Of 514 patients diagnosed with brain tumor between 1972 and 2003 at Hacettepe University, Ankara, Turkey, 98 had astrocytic tumors; 56% were grade I-II and 44% were grade III-IV. The age range was 1-16 years (median 9 years), and the male/female ratio 1.13. Tumors were supratentorial in 52%, infratentorial in 38%, and medullo-spinal in 10%. Chemotherapy was used in 47 patients. Overall survival (OS) rate was 59% at a median follow-up of 62 months. OS rates were 93% for grade I-II and 22% for grade III-IV astrocytomas; 77% for posterior fossa tumors, 48% for supratentorial, and 58% for spinal tumors. Gross total resection of grade III and IV tumors yielded longer survival times (p=0.003). Survival rate was not affected by resection of grade I and II tumors, and outcome was not related to age, or type of chemotherapeutic regimen.

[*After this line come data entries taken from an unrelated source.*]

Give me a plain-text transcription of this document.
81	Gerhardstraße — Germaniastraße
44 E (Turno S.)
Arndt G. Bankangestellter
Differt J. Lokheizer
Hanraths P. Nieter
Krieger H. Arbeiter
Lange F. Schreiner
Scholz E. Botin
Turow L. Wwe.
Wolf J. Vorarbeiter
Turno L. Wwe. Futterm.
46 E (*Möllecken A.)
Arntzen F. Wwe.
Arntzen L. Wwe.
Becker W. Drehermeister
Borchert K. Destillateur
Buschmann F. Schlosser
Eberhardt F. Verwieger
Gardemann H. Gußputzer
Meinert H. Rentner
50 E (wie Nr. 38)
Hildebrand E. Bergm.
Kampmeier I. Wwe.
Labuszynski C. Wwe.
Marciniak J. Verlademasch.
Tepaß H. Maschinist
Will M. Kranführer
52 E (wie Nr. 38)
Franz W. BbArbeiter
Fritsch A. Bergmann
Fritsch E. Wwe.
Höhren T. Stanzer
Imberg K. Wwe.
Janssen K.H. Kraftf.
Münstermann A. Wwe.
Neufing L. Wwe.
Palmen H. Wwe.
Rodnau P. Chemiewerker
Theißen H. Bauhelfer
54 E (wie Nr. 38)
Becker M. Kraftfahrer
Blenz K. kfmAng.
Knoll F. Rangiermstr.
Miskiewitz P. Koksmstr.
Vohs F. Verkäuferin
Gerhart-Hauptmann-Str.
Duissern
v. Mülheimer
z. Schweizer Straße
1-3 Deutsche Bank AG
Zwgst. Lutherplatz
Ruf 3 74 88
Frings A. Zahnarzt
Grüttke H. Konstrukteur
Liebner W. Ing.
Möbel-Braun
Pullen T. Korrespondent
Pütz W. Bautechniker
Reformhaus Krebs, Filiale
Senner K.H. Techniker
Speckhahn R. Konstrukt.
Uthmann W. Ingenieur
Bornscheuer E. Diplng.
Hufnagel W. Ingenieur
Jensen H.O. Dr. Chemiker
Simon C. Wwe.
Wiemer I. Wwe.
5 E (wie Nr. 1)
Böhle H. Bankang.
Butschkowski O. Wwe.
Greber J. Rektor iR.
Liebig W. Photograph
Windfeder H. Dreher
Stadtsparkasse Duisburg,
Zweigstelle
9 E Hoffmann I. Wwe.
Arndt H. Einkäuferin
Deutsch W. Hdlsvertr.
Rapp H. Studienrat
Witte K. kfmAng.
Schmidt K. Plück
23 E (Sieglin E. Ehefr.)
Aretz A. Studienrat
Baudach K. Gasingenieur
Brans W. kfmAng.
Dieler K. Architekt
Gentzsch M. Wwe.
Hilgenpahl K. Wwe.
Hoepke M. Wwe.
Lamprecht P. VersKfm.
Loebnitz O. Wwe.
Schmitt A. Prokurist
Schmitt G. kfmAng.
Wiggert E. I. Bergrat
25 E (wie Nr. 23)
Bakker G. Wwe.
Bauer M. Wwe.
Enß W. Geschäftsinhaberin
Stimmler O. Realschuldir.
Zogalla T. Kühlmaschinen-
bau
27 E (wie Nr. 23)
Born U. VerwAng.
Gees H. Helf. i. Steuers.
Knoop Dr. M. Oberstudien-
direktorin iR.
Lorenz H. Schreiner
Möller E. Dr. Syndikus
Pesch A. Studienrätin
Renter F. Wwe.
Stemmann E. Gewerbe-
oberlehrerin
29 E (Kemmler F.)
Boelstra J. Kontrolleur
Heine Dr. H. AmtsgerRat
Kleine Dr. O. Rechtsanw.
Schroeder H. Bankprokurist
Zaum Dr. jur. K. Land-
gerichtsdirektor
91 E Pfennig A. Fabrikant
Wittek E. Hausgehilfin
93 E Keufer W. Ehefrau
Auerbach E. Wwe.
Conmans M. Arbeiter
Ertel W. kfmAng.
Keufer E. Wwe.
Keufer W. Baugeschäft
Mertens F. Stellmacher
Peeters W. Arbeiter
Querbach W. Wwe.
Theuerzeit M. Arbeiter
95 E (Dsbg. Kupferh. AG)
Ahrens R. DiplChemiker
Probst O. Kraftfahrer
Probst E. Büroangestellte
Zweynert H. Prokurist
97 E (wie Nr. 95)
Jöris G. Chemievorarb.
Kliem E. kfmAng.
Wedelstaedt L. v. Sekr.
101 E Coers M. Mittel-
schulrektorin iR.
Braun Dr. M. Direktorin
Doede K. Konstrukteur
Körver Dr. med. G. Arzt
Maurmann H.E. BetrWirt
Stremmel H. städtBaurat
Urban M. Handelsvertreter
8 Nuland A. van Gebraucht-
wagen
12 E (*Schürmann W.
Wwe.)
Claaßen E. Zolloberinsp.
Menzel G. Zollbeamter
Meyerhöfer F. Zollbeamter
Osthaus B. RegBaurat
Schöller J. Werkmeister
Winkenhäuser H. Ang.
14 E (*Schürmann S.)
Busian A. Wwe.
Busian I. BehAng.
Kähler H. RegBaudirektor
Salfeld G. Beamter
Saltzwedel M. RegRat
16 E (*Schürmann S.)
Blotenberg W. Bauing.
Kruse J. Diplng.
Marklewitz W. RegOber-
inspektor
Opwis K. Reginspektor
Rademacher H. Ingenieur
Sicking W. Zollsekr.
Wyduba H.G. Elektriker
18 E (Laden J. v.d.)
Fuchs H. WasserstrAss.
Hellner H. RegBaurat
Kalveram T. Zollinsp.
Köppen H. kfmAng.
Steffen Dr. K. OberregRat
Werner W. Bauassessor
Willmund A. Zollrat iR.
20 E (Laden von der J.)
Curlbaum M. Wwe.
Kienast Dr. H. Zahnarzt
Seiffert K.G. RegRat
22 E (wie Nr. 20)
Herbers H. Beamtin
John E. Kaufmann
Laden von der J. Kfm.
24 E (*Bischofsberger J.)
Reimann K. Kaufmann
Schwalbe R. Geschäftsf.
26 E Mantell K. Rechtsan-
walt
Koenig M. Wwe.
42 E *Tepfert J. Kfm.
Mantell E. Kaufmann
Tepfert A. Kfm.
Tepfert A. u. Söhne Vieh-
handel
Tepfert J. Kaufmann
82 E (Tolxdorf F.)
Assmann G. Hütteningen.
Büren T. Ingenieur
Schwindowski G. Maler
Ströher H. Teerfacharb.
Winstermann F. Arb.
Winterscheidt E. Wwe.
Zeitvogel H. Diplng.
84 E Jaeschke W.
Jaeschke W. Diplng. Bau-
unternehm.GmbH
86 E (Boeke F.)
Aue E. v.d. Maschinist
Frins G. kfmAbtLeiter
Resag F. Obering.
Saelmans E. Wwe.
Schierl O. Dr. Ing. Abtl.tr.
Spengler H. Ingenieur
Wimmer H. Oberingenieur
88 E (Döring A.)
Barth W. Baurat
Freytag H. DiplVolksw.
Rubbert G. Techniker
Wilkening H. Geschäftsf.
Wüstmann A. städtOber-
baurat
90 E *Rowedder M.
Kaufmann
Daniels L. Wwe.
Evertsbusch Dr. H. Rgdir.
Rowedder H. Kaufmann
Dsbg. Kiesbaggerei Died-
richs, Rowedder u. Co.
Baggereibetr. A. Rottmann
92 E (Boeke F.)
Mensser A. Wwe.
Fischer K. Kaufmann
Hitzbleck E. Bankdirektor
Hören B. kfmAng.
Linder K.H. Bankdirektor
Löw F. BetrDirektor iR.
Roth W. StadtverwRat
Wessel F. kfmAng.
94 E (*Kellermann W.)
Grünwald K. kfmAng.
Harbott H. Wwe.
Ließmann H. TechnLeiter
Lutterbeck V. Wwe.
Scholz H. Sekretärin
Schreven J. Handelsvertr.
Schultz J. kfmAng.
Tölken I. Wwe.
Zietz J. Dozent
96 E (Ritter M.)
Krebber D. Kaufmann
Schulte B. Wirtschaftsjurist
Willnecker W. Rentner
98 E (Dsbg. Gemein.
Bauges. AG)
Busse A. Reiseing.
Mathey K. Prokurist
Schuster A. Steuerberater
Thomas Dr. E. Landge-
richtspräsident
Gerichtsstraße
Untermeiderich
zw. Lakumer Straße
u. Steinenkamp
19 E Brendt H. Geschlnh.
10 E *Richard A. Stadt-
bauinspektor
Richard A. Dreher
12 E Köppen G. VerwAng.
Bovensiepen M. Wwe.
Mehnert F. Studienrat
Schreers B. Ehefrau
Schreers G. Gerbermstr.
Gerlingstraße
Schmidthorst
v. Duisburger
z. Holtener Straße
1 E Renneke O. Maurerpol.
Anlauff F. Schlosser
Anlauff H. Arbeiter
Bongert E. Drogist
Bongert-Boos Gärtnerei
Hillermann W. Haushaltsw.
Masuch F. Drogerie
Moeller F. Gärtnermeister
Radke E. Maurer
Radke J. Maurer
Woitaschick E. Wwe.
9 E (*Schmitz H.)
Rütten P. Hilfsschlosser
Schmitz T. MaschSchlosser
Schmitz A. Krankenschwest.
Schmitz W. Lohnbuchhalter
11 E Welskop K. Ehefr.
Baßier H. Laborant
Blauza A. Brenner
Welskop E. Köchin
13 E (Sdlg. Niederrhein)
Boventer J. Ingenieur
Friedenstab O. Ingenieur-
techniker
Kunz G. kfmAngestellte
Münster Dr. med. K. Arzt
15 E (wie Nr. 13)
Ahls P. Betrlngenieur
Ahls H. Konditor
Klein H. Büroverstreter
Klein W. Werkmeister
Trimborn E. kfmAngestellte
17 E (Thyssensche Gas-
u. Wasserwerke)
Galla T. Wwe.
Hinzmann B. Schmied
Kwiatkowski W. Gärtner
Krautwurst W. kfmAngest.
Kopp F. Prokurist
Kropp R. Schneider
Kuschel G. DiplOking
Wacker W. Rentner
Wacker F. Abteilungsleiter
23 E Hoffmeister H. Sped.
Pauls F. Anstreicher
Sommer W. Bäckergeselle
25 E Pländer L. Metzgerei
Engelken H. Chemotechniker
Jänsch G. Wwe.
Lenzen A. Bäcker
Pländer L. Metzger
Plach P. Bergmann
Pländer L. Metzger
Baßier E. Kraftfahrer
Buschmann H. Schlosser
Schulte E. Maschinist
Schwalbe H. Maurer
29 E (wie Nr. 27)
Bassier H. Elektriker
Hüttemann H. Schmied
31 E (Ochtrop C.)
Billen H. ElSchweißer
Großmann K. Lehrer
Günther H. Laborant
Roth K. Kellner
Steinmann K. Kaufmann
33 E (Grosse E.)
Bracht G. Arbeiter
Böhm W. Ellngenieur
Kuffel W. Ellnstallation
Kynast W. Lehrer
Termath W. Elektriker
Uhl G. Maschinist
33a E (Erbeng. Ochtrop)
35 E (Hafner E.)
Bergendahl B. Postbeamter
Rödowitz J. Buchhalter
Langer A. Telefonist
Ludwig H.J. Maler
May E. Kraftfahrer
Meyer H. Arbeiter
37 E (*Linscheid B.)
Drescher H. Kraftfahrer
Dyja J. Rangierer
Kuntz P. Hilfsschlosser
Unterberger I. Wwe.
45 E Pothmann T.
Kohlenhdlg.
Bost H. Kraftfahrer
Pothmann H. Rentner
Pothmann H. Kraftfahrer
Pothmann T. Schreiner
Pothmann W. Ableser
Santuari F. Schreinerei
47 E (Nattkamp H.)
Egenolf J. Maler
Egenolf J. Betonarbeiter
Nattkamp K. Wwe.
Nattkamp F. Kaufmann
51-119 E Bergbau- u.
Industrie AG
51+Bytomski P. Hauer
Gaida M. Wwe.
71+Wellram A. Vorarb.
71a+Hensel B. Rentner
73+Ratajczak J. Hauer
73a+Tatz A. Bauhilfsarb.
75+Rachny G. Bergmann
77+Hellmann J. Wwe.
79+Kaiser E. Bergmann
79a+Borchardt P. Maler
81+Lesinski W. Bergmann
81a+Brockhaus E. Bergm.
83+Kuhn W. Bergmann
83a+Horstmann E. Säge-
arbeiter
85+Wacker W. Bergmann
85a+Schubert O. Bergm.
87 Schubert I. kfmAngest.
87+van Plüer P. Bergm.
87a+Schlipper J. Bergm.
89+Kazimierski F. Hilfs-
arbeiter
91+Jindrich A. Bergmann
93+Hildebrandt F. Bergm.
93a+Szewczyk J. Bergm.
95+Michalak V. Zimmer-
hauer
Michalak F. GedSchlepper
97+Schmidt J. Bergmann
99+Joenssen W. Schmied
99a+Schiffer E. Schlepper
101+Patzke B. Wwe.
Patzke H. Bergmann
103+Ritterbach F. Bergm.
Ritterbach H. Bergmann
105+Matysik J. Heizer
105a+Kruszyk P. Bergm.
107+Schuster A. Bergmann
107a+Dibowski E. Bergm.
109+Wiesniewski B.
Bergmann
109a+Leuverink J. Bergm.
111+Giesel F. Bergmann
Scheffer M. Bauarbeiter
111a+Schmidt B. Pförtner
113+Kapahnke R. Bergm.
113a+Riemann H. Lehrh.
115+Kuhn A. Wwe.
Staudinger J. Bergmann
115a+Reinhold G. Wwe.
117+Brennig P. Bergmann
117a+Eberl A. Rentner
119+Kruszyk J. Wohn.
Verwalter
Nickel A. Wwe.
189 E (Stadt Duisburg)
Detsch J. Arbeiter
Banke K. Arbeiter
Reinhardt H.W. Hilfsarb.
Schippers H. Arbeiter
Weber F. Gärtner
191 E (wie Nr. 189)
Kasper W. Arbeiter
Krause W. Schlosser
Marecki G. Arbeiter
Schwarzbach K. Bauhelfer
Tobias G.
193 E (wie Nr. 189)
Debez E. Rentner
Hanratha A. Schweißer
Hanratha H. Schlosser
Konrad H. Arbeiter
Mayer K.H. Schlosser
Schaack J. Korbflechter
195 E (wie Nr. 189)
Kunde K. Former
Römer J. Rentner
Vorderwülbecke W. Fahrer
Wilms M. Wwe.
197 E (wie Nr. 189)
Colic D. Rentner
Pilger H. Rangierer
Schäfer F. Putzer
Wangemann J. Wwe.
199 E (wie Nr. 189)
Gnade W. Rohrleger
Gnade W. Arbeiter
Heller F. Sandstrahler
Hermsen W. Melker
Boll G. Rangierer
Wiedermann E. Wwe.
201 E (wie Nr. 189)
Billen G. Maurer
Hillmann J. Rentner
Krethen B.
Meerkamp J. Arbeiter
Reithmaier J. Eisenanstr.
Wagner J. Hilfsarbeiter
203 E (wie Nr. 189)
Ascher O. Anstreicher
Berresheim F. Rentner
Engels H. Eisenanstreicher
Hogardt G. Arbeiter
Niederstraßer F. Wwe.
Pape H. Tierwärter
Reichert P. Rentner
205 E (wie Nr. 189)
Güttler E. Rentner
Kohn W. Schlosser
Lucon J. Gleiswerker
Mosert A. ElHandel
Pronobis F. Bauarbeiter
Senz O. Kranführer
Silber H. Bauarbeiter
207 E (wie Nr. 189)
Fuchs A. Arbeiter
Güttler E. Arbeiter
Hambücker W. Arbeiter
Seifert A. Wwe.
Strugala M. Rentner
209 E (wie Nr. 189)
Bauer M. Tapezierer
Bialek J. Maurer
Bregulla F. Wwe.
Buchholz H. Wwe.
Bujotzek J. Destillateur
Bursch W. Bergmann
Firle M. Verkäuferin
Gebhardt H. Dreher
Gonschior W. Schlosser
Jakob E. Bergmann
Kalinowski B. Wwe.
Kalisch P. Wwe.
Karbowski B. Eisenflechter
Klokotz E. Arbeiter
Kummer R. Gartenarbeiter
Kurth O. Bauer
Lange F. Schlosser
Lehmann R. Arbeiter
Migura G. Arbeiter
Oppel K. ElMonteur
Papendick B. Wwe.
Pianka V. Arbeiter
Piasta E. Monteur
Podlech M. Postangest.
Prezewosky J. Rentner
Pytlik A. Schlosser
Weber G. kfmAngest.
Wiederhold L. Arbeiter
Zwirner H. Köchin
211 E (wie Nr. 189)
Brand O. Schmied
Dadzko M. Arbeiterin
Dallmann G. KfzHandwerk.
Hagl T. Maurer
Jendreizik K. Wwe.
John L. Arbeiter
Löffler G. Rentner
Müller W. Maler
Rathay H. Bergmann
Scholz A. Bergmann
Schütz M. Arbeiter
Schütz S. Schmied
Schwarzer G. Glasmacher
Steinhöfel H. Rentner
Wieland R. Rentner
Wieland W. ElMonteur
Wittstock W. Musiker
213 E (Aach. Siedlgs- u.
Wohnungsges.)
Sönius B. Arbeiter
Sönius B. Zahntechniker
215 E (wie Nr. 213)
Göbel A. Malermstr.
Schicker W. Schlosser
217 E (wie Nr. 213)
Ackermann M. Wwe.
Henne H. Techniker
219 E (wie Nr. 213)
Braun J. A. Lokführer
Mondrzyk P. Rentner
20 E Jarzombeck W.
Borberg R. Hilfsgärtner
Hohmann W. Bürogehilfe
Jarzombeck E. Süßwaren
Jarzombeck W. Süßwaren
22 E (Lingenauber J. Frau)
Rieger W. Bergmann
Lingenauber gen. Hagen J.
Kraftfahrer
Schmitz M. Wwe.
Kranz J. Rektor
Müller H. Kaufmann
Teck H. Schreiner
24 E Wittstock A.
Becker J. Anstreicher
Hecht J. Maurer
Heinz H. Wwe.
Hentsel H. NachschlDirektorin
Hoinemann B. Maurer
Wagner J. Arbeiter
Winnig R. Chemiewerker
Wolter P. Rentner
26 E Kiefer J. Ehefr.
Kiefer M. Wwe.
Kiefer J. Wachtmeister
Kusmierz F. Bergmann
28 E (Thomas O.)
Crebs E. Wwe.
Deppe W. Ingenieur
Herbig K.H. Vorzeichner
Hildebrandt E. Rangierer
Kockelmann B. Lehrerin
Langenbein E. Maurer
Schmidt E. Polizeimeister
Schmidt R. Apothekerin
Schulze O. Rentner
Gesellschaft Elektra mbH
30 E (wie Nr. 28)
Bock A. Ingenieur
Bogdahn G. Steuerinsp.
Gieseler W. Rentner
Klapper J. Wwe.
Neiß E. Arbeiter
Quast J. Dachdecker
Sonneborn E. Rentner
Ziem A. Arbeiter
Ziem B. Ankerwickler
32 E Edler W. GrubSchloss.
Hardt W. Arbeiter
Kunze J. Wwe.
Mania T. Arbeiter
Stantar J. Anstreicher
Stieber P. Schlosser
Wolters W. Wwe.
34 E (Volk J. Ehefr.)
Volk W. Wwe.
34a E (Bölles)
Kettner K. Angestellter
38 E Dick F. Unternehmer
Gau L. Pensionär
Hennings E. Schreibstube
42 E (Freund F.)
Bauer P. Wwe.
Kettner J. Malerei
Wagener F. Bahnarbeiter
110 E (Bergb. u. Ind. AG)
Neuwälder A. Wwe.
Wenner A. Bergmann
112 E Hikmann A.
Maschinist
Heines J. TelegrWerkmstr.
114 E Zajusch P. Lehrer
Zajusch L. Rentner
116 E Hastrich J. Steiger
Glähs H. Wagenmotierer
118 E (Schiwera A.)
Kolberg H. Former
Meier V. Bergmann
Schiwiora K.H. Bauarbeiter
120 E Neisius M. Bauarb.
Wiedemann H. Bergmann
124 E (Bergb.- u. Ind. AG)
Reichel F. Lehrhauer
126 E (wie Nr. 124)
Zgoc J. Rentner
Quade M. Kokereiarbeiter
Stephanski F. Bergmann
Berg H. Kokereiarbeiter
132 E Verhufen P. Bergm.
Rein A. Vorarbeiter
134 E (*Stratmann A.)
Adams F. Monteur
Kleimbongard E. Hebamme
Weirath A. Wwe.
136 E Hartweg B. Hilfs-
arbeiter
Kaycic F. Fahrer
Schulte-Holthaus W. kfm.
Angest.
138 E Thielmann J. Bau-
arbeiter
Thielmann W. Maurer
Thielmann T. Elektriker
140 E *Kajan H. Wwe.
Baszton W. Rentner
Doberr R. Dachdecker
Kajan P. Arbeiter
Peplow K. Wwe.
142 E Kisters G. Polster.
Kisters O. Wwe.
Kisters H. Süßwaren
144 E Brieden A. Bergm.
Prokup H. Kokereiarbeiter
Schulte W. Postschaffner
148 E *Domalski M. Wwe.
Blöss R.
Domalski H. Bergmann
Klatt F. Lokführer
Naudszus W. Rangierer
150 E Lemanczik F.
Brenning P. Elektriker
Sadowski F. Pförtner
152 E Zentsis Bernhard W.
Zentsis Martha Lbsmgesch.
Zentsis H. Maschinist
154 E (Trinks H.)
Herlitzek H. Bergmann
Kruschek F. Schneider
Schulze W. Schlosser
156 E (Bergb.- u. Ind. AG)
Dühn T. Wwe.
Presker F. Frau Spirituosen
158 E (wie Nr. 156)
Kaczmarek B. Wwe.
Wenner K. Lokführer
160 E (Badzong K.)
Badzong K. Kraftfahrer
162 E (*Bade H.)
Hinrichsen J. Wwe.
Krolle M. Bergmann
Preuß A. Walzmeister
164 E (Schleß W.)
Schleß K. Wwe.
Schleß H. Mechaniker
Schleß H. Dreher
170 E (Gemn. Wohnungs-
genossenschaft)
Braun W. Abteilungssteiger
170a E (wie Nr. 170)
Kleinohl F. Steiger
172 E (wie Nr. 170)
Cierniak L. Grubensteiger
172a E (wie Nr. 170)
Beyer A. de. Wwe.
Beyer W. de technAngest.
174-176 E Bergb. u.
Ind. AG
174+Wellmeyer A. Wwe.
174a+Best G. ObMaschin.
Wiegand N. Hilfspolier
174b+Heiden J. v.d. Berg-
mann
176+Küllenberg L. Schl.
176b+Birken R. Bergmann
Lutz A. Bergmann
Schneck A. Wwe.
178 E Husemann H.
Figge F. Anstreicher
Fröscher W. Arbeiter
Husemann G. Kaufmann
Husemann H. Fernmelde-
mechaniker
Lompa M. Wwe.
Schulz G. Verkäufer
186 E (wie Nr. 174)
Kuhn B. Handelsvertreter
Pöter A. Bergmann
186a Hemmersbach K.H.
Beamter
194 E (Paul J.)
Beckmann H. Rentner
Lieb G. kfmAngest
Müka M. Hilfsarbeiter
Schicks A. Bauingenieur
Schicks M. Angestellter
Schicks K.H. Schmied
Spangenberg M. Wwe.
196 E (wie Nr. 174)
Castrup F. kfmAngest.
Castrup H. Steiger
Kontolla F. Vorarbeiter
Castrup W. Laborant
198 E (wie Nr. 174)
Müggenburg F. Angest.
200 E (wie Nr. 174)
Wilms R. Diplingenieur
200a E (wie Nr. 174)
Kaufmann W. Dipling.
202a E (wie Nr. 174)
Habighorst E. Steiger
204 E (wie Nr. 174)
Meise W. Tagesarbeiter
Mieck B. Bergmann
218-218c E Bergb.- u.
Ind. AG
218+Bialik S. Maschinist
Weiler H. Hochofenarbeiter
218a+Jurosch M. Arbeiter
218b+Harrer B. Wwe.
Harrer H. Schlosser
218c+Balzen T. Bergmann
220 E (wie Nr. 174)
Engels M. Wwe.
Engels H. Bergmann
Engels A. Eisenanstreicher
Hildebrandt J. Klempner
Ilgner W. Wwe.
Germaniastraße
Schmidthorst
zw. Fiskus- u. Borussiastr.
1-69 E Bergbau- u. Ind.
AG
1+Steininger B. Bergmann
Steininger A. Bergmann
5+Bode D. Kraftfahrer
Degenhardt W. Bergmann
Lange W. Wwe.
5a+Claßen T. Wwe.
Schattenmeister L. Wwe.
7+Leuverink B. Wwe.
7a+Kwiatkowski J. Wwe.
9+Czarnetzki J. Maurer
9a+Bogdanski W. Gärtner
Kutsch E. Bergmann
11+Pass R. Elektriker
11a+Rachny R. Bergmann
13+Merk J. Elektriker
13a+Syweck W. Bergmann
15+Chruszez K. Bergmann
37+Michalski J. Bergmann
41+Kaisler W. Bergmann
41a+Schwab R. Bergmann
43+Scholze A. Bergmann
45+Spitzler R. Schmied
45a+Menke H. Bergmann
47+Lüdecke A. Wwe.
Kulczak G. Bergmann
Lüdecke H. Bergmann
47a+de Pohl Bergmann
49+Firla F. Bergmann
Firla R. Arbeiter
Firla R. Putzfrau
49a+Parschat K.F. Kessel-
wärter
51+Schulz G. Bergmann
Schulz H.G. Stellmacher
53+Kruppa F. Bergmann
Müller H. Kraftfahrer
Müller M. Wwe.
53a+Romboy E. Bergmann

Postoperative radiotherapy was used in the majority of patients (84%) and its value could not be defined statistically. Low grade astrocytomas are highly responsive to surgery and do not require further treatment unless relapse occurs. [1]

COMMENT. Surgery is the treatment of choice for grade I-II astrocytomas, and total resection is advised when possible. Chemotherapy is the treatment of choice in patients under 3 years of age and in relapsed grade I-II patients. Radiotherapy is of no benefit in patients with totally resected low-grade tumors.